Remarkable wage rises seen in all sectors across Hungary
On average, gross salaries increased by 30-40,000 HUF in May, compared to one year earlier. The greatest pay rise occurred in the healthcare sector, increasing by 20 percent
Average wages in Hungary rose by more than 10 percent year-on-year in May, it has been revealed.
Based on the latest figures released by Hungary’s Central Statistics Office (KSH), the highest increases are attributed to the state during that period. In several areas, the increase is at least 15 percent. What's more, salaries increased in spite of the rising number of employees.
In the healthcare sector, gross average monthly wages increased from 270 to 323 thousand HUF in just one year. This 19.4 percent rise is unprecedented in the health system.

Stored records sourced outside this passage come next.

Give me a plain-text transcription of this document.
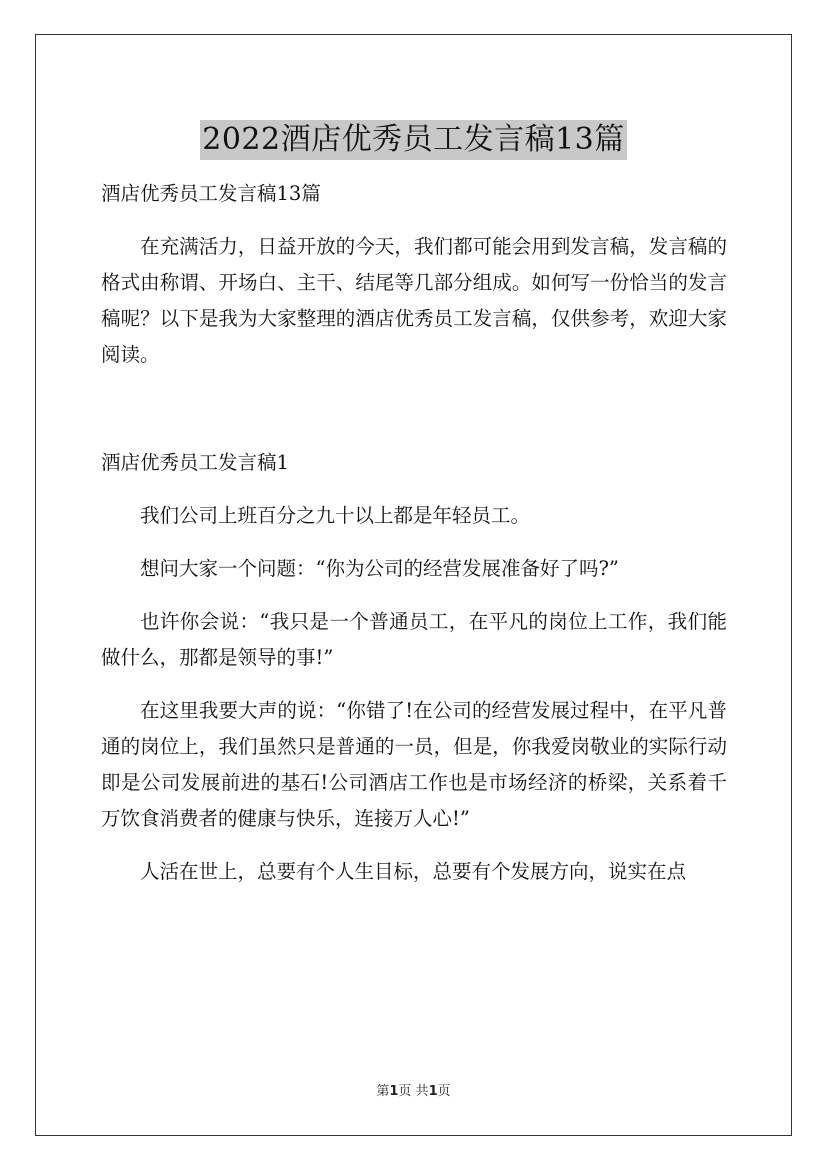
2022酒店优秀员工发言稿13篇

酒店优秀员工发言稿13篇

在充满活力，日益开放的今天，我们都可能会用到发言稿，发言稿的格式由称谓、开场白、主干、结尾等几部分组成。如何写一份恰当的发言稿呢？以下是我为大家整理的酒店优秀员工发言稿，仅供参考，欢迎大家阅读。

酒店优秀员工发言稿1

我们公司上班百分之九十以上都是年轻员工。

想问大家一个问题：“你为公司的经营发展准备好了吗?”

也许你会说：“我只是一个普通员工，在平凡的岗位上工作，我们能做什么，那都是领导的事!”

在这里我要大声的说：“你错了!在公司的经营发展过程中，在平凡普通的岗位上，我们虽然只是普通的一员，但是，你我爱岗敬业的实际行动即是公司发展前进的基石!公司酒店工作也是市场经济的桥梁，关系着千万饮食消费者的健康与快乐，连接万人心!”

人活在世上，总要有个人生目标，总要有个发展方向，说实在点

第1页 共1页
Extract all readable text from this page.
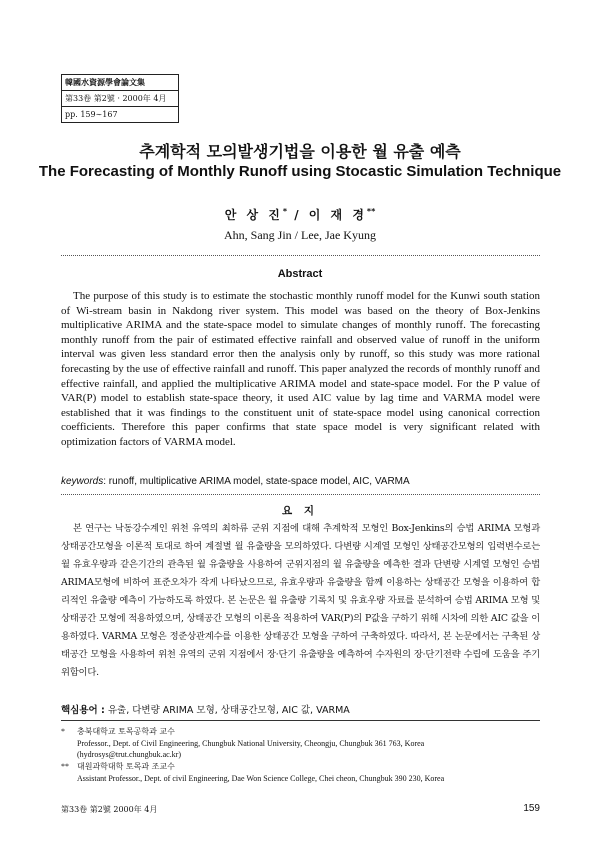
韓國水資源學會論文集
第33卷 第2號 · 2000年 4月
pp. 159∼167
추계학적 모의발생기법을 이용한 월 유출 예측
The Forecasting of Monthly Runoff using Stocastic Simulation Technique
안 상 진* / 이 재 경**
Ahn, Sang Jin / Lee, Jae Kyung
Abstract

The purpose of this study is to estimate the stochastic monthly runoff model for the Kunwi south station of Wi-stream basin in Nakdong river system. This model was based on the theory of Box-Jenkins multiplicative ARIMA and the state-space model to simulate changes of monthly runoff. The forecasting monthly runoff from the pair of estimated effective rainfall and observed value of runoff in the uniform interval was given less standard error then the analysis only by runoff, so this study was more rational forecasting by the use of effective rainfall and runoff. This paper analyzed the records of monthly runoff and effective rainfall, and applied the multiplicative ARIMA model and state-space model. For the P value of VAR(P) model to establish state-space theory, it used AIC value by lag time and VARMA model were established that it was findings to the constituent unit of state-space model using canonical correction coefficients. Therefore this paper confirms that state space model is very significant related with optimization factors of VARMA model.

keywords: runoff, multiplicative ARIMA model, state-space model, AIC, VARMA
요 지

본 연구는 낙동강수계인 위천 유역의 최하류 군위 지점에 대해 추계학적 모형인 Box-Jenkins의 승법 ARIMA 모형과 상태공간모형을 이론적 토대로 하여 계절별 월 유출량을 모의하였다. 다변량 시계열 모형인 상태공간모형의 입력변수로는 월 유효우량과 같은기간의 관측된 월 유출량을 사용하여 군위지점의 월 유출량을 예측한 결과 단변량 시계열 모형인 승법 ARIMA모형에 비하여 표준오차가 작게 나타났으므로, 유효우량과 유출량을 함께 이용하는 상태공간 모형을 이용하여 합리적인 유출량 예측이 가능하도록 하였다. 본 논문은 월 유출량 기록치 및 유효우량 자료를 분석하여 승법 ARIMA 모형 및 상태공간 모형에 적용하였으며, 상태공간 모형의 이론을 적용하여 VAR(P)의 P값을 구하기 위해 시차에 의한 AIC 값을 이용하였다. VARMA 모형은 정준상관계수를 이용한 상태공간 모형을 구하여 구축하였다. 따라서, 본 논문에서는 구축된 상태공간 모형을 사용하여 위천 유역의 군위 지점에서 장·단기 유출량을 예측하여 수자원의 장·단기전략 수립에 도움을 주기 위함이다.

핵심용어 : 유출, 다변량 ARIMA 모형, 상태공간모형, AIC 값, VARMA
*	충북대학교 토목공학과 교수
Professor., Dept. of Civil Engineering, Chungbuk National University, Cheongju, Chungbuk 361 763, Korea
(hydrosys@trut.chungbuk.ac.kr)
**	대원과학대학 토목과 조교수
Assistant Professor., Dept. of civil Engineering, Dae Won Science College, Chei cheon, Chungbuk 390 230, Korea
第33卷 第2號 2000年 4月	159
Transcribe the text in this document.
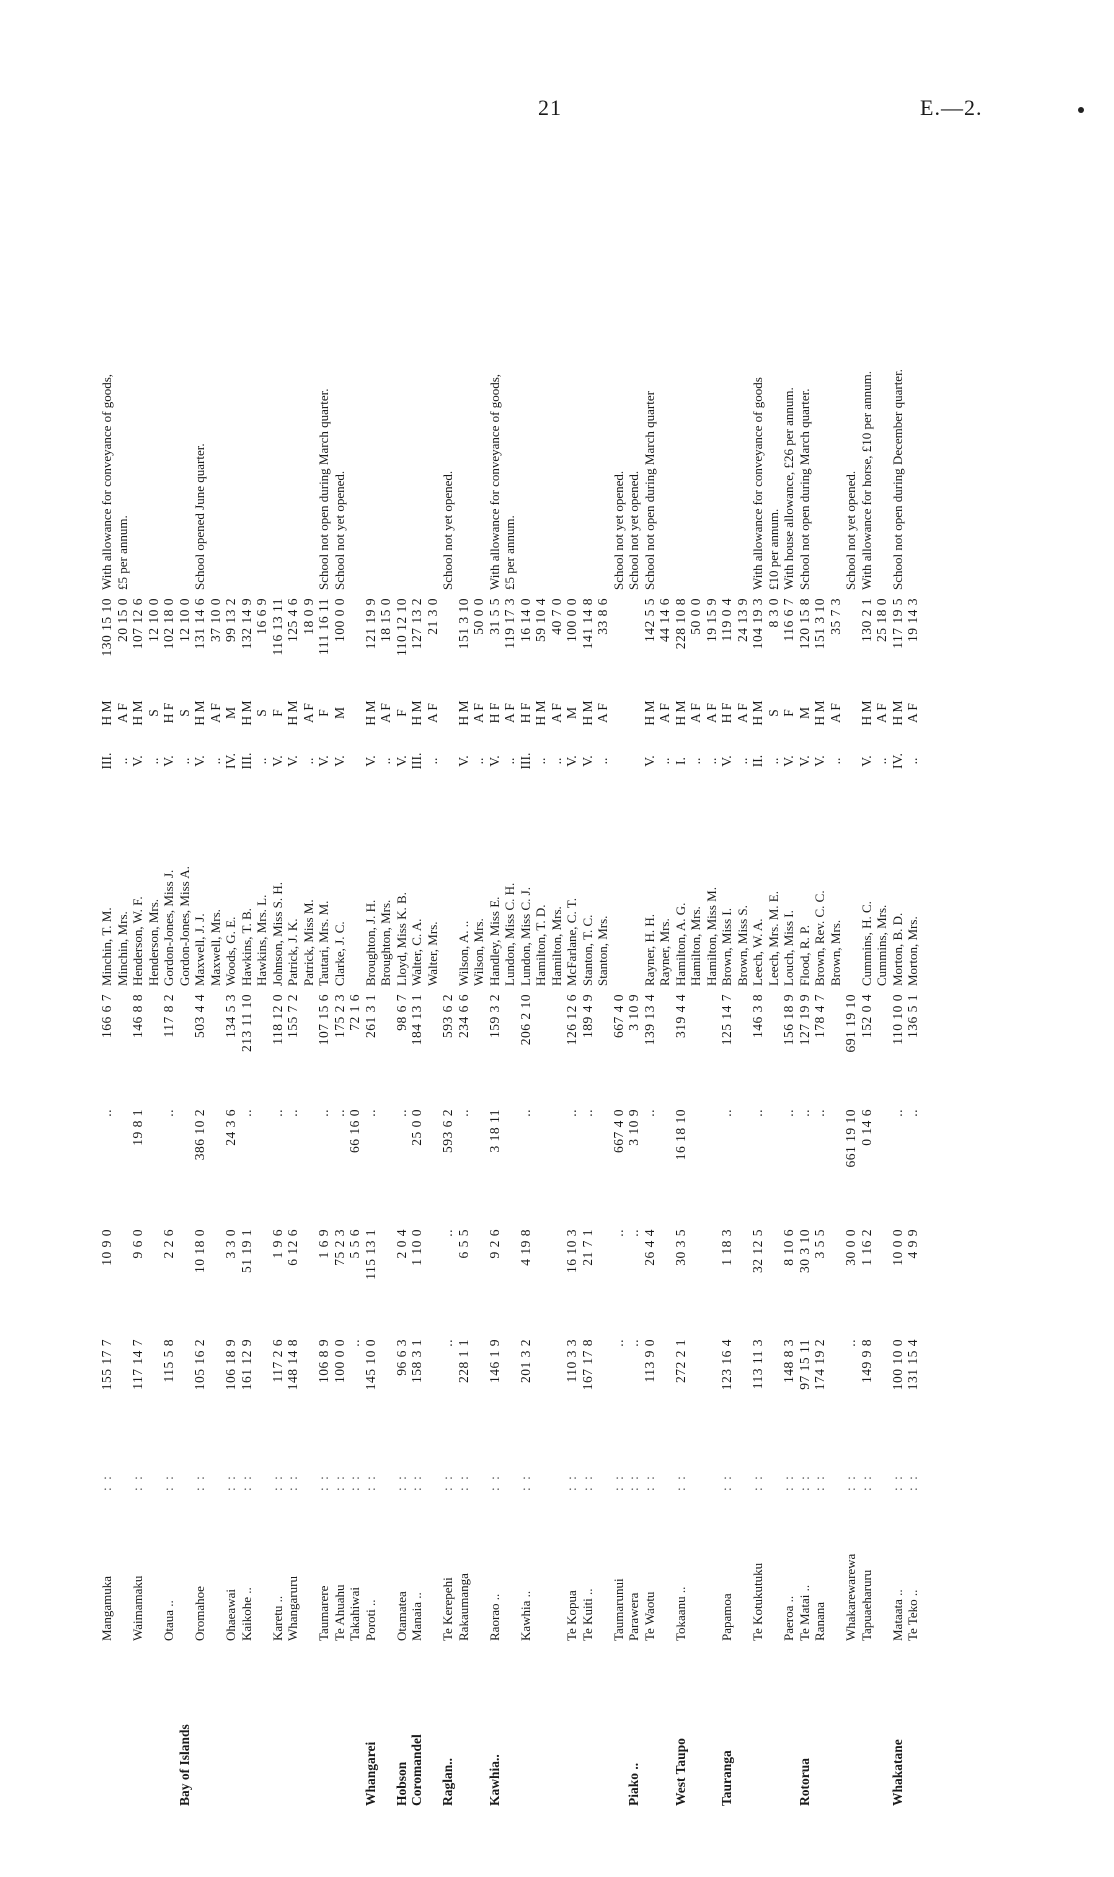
21	E.—2.
	Mangamuka	: :	155 17 7	10 9 0	..	166 6 7	Minchin, T. M.	III.	H M	130 15 10	With allowance for conveyance of goods,
							Minchin, Mrs.	..	A F	20 15 0	£5 per annum.
	Waimamaku	: :	117 14 7	9 6 0	19 8 1	146 8 8	Henderson, W. F.	V.	H M	107 12 6	
							Henderson, Mrs.	..	S	12 10 0	
	Otaua ..	: :	115 5 8	2 2 6	..	117 8 2	Gordon-Jones, Miss J.	V.	H F	102 18 0	
Bay of Islands							Gordon-Jones, Miss A.	..	S	12 10 0	
	Oromahoe	: :	105 16 2	10 18 0	386 10 2	503 4 4	Maxwell, J. J.	V.	H M	131 14 6	School opened June quarter.
							Maxwell, Mrs.	..	A F	37 10 0	
	Ohaeawai	: :	106 18 9	3 3 0	24 3 6	134 5 3	Woods, G. E.	IV.	M	99 13 2	
	Kaikohe ..	: :	161 12 9	51 19 1	..	213 11 10	Hawkins, T. B.	III.	H M	132 14 9	
							Hawkins, Mrs. L.	..	S	16 6 9	
	Karetu ..	: :	117 2 6	1 9 6	..	118 12 0	Johnson, Miss S. H.	V.	F	116 13 11	
	Whangaruru	: :	148 14 8	6 12 6	..	155 7 2	Patrick, J. K.	V.	H M	125 4 6	
							Patrick, Miss M.	..	A F	18 0 9	
	Taumarere	: :	106 8 9	1 6 9	..	107 15 6	Tautari, Mrs. M.	V.	F	111 16 11	School not open during March quarter.
	Te Ahuahu	: :	100 0 0	75 2 3	..	175 2 3	Clarke, J. C.	V.	M	100 0 0	School not yet opened.
	Takahiwai	: :	..	5 5 6	66 16 0	72 1 6					
Whangarei	Poroti ..	: :	145 10 0	115 13 1	..	261 3 1	Broughton, J. H.	V.	H M	121 19 9	
							Broughton, Mrs.	..	A F	18 15 0	
Hobson	Otamatea	: :	96 6 3	2 0 4	..	98 6 7	Lloyd, Miss K. B.	V.	F	110 12 10	
Coromandel	Manaia ..	: :	158 3 1	1 10 0	25 0 0	184 13 1	Walter, C. A.	III.	H M	127 13 2	
							Walter, Mrs.	..	A F	21 3 0	
Raglan..	Te Kerepehi	: :	..	..	593 6 2	593 6 2					School not yet opened.
	Rakaumanga	: :	228 1 1	6 5 5	..	234 6 6	Wilson, A. ..	V.	H M	151 3 10	
							Wilson, Mrs.	..	A F	50 0 0	
Kawhia..	Raorao ..	: :	146 1 9	9 2 6	3 18 11	159 3 2	Handley, Miss E.	V.	H F	31 5 5	With allowance for conveyance of goods,
							Lundon, Miss C. H.	..	A F	119 17 3	£5 per annum.
	Kawhia ..	: :	201 3 2	4 19 8	..	206 2 10	Lundon, Miss C. J.	III.	H F	16 14 0	
							Hamilton, T. D.	..	H M	59 10 4	
							Hamilton, Mrs.	..	A F	40 7 0	
	Te Kopua	: :	110 3 3	16 10 3	..	126 12 6	McFarlane, C. T.	V.	M	100 0 0	
	Te Kuiti ..	: :	167 17 8	21 7 1	..	189 4 9	Stanton, T. C.	V.	H M	141 14 8	
							Stanton, Mrs.	..	A F	33 8 6	
	Taumarunui	: :	..	..	667 4 0	667 4 0					School not yet opened.
Piako ..	Parawera	: :	..	..	3 10 9	3 10 9					School not yet opened.
	Te Waotu	: :	113 9 0	26 4 4	..	139 13 4	Rayner, H. H.	V.	H M	142 5 5	School not open during March quarter
							Rayner, Mrs.	..	A F	44 14 6	
West Taupo	Tokaanu ..	: :	272 2 1	30 3 5	16 18 10	319 4 4	Hamilton, A. G.	I.	H M	228 10 8	
							Hamilton, Mrs.	..	A F	50 0 0	
							Hamilton, Miss M.	..	A F	19 15 9	
Tauranga	Papamoa	: :	123 16 4	1 18 3	..	125 14 7	Brown, Miss I.	V.	H F	119 0 4	
							Brown, Miss S.	..	A F	24 13 9	
	Te Kotukutuku	: :	113 11 3	32 12 5	..	146 3 8	Leech, W. A.	II.	H M	104 19 3	With allowance for conveyance of goods
							Leech, Mrs. M. E.	..	S	8 3 0	£10 per annum.
	Paeroa ..	: :	148 8 3	8 10 6	..	156 18 9	Louch, Miss I.	V.	F	116 6 7	With house allowance, £26 per annum.
Rotorua	Te Matai ..	: :	97 15 11	30 3 10	..	127 19 9	Flood, R. P.	V.	M	120 15 8	School not open during March quarter.
	Ranana	: :	174 19 2	3 5 5	..	178 4 7	Brown, Rev. C. C.	V.	H M	151 3 10	
							Brown, Mrs.	..	A F	35 7 3	
	Whakarewarewa	: :	..	30 0 0	661 19 10	691 19 10					School not yet opened.
	Tapuaeharuru	: :	149 9 8	1 16 2	0 14 6	152 0 4	Cummins, H. C.	V.	H M	130 2 1	With allowance for horse, £10 per annum.
							Cummins, Mrs.	..	A F	25 18 0	
Whakatane	Mataata ..	: :	100 10 0	10 0 0	..	110 10 0	Morton, B. D.	IV.	H M	117 19 5	School not open during December quarter.
	Te Teko ..	: :	131 15 4	4 9 9	..	136 5 1	Morton, Mrs.	..	A F	19 14 3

Apart from the rise of the minimum wage and the guaranteed wage minimum, all workers experienced a 10 percent increase on average. Nevertheless, the numbers vary by sector.
There was an increase by an average of 35 thousand HUF in public administration. Social sector workers also experienced a notable rise, although their salary is still under the national average.
In the private sector, both labor unions and employers considered the lack of skilled professionals as the greatest challenge. It also resulted in competition between employers.
As a result of wage negotiations, KSH measured a 10-14 percent increase in different areas of the private sector. Stakeholders also attribute this to the successful employee retention.
In the private sector, wages increased the most, by 55 thousand HUF, in the information and communication sector, where the average monthly salary reached 515 thousand HUF. This is equal to the average wage of financial and insurance jobs, which are the most profitable sectors currently.
The average wage is also above 400 thousand HUF in the scientific and technical fields, as well as in the energy sector.
The greatest increases in the private sector have been observed in sectors with labor shortages; e.g. tourism and the building industry, by more than 10 percent.